With so many titles on offer in the FIA World Endurance championship, the penultimate round at the Bahrain International Circuit was bound to see a number of championships decided. However, the six-hour race proved to be a rollercoaster ride of tension and intrigue, with incidents with major title implications in the final 15 minutes!
First and foremost, the coveted FIA World Endurance Drivers’ Championship went to Anthony Davidson and Sébastian Buemi, whose sixth-placed finish gave them an unassailable 41-point lead going in to the final round ahead of the #2 Audi of Marcel Fässler, Benoit Tréluyer and André Lotterer. Davidson and Buemi are the third winners of the trophy in three years. Their reward is the #1 on their car for the 2015 season. It was also the first FIA world drivers’ championship for a Toyota factory team since Didier Auriol’s 1994 World Rally Championship drivers’ title.
Toyota also extended their lead in the World Endurance Manufacturers’ Championship, although the mechanical gremlins in the #8 car meant that the battle will go the final round. Toyota lead Audi by 40 points, and with a maximum of 44 points on offer at Sao Paulo in two weeks’ time (one point for pole, plus a 1-2 finish), only two DNFs for the Toyota TS040s in Brazil would see Audi with any realistic chance of snatching their third manufacturers’ world title in as many years, especially given that the lowest possible points haul for two race-finishing Toyotas (fifth and sixth in class) is 18 points. If Toyota do prevail, it will be their first FIA world manufacturers’ title as a factory team since the Toyota Corolla WRC’s 1999 World Rally Championship victory.
|FIA World Endurance Manufacturers’ Championship|
In the World Endurance Cup for GT Drivers, Gianmaria Bruni retained his world title for the #51 AF Corse Ferrari 458, this time sharing the triumph with season-long partner Toni Vilander. Only a win would have done for their only challenger, Fred Makowiecki in the #92 Porsche 911 RSR, but both Porsche Team Manthey entries ultimately struggled for pace in Bahrain and Makowiecki could only finish fifth. Victory in GTE Pro, albeit by the tiniest of margins in front of a charging Darren Turner in the #97 Aston Martin, was a fitting end for Bruni and Vilander, who took the spoils at three of the season’s six six-hour races as well as at Le Mans.

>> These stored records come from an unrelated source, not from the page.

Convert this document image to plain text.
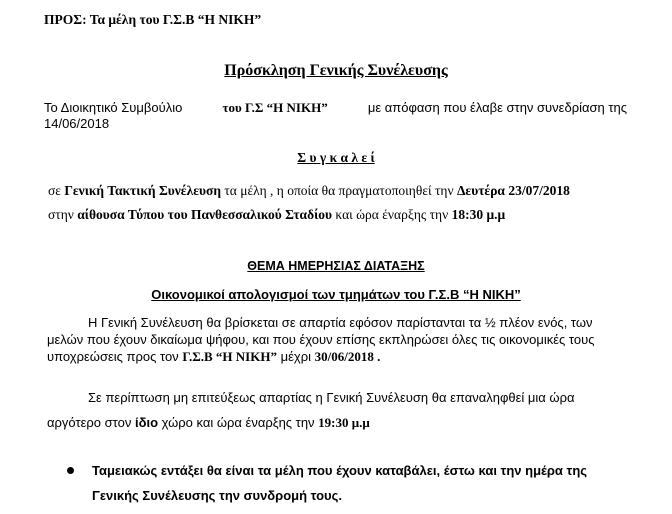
ΠΡΟΣ: Τα μέλη του Γ.Σ.Β “Η ΝΙΚΗ”
Πρόσκληση Γενικής Συνέλευσης
Το Διοικητικό Συμβούλιο	του Γ.Σ “Η ΝΙΚΗ”	με απόφαση που έλαβε στην συνεδρίαση της
14/06/2018
Σ υ γ κ α λ ε ί
σε Γενική Τακτική Συνέλευση τα μέλη , η οποία θα πραγματοποιηθεί την Δευτέρα 23/07/2018
στην αίθουσα Τύπου του Πανθεσσαλικού Σταδίου και ώρα έναρξης την 18:30 μ.μ
ΘΕΜΑ ΗΜΕΡΗΣΙΑΣ ΔΙΑΤΑΞΗΣ
Οικονομικοί απολογισμοί των τμημάτων του Γ.Σ.Β “Η ΝΙΚΗ”
Η Γενική Συνέλευση θα βρίσκεται σε απαρτία εφόσον παρίστανται τα ½ πλέον ενός, των
μελών που έχουν δικαίωμα ψήφου, και που έχουν επίσης εκπληρώσει όλες τις οικονομικές τους
υποχρεώσεις προς τον Γ.Σ.Β “Η ΝΙΚΗ” μέχρι 30/06/2018 .
Σε περίπτωση μη επιτεύξεως απαρτίας η Γενική Συνέλευση θα επαναληφθεί μια ώρα
αργότερο στον ίδιο χώρο και ώρα έναρξης την 19:30 μ.μ
Ταμειακώς εντάξει θα είναι τα μέλη που έχουν καταβάλει, έστω και την ημέρα της
Γενικής Συνέλευσης την συνδρομή τους.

The GT manufacturers’ championship remains undecided, although Ferrari were able to extend their lead in the Middle East. They will travel to Sao Paulo needing just nine points in total from their two AF Corse GTE Pro entries, while for Porsche, the only other team with a shot at the title, only a win will do.
|FIA World Endurance Cup for GT Manufacturers|
In LMP2, it’s all still up for grabs. There was major drama in both the LMP2 teams’ championship and the drivers’ championship, after the leading #27 SMP Racing Oreca-Nissan car retired from the race with just 20 minutes remaining with transmission problems. This twist of fate has opened the door for the G-Drive Racing squad, whose Ligier JS P2 Nissan recovered from an early setback in the form of a broken rear wishbone to finish third. In the FIA Endurance Trophy for LMP2 Teams, G-Drive Racing take an eight-point lead into the final round in Brazil. With one point awarded for pole position for each class, we could see a particularly frantic 20-minute qualifying session at Interlagos as it could make all the difference come raceday. If teams or drivers finish level on points at the end of the season, the title will be decided on the number of wins, which would give G-Drive Racing the advantage with its four wins to SMP Racing’s one.
|FIA Endurance Trophy for LMP2 Teams|
In the drivers’ championship battle, Sergey Zlobin saw his hopes of winning the title go up in smoke – quite literally – with the retirement of his #27 car with just minutes of the race remaining. Thanks to 15 points for their third place, the G-Drive Racing squad of Roman Rusinov, Olivier Pla and Julien Canal now have now overtaken Zlobin and lead by eight points. It’s all to play for going into the season finale.
|FIA Endurance Trophy for LMP2 Teams|
Another title decided in Bahrain was the FIA Endurance Trophy for GTE Am Drivers, which was won by David Heinemeier-Hansson and Kristian Poulsen in the all-Danish #95 Aston Martin Racing V8 Vantage. It was another dominant victory for this season’s Le Mans winners, and a thoroughly deserved title for the “Danish Dynamite” squad. The #95 Aston Martin Racing team also wrapped up the FIA Endurance Trophy for GTE Am Teams ahead of their teammates in the #98 entry, piloted this season by Paul Dalla Lana, Pedro Lamy and Christoffer Nygaard.
The FIA Endurance Trophy for Private LMP1 Teams was more of a foregone conclusion this season, with Rebellion left uncontested until the arrival of the Lotus CLM P1/01 at round 4 at the Circuit of Americas. In fact, it was at this race that the #12 car driven by Mathias Beche, Nick Heidfeld and Nicolas Prost secured both the teams and drivers titles in LMP1-L.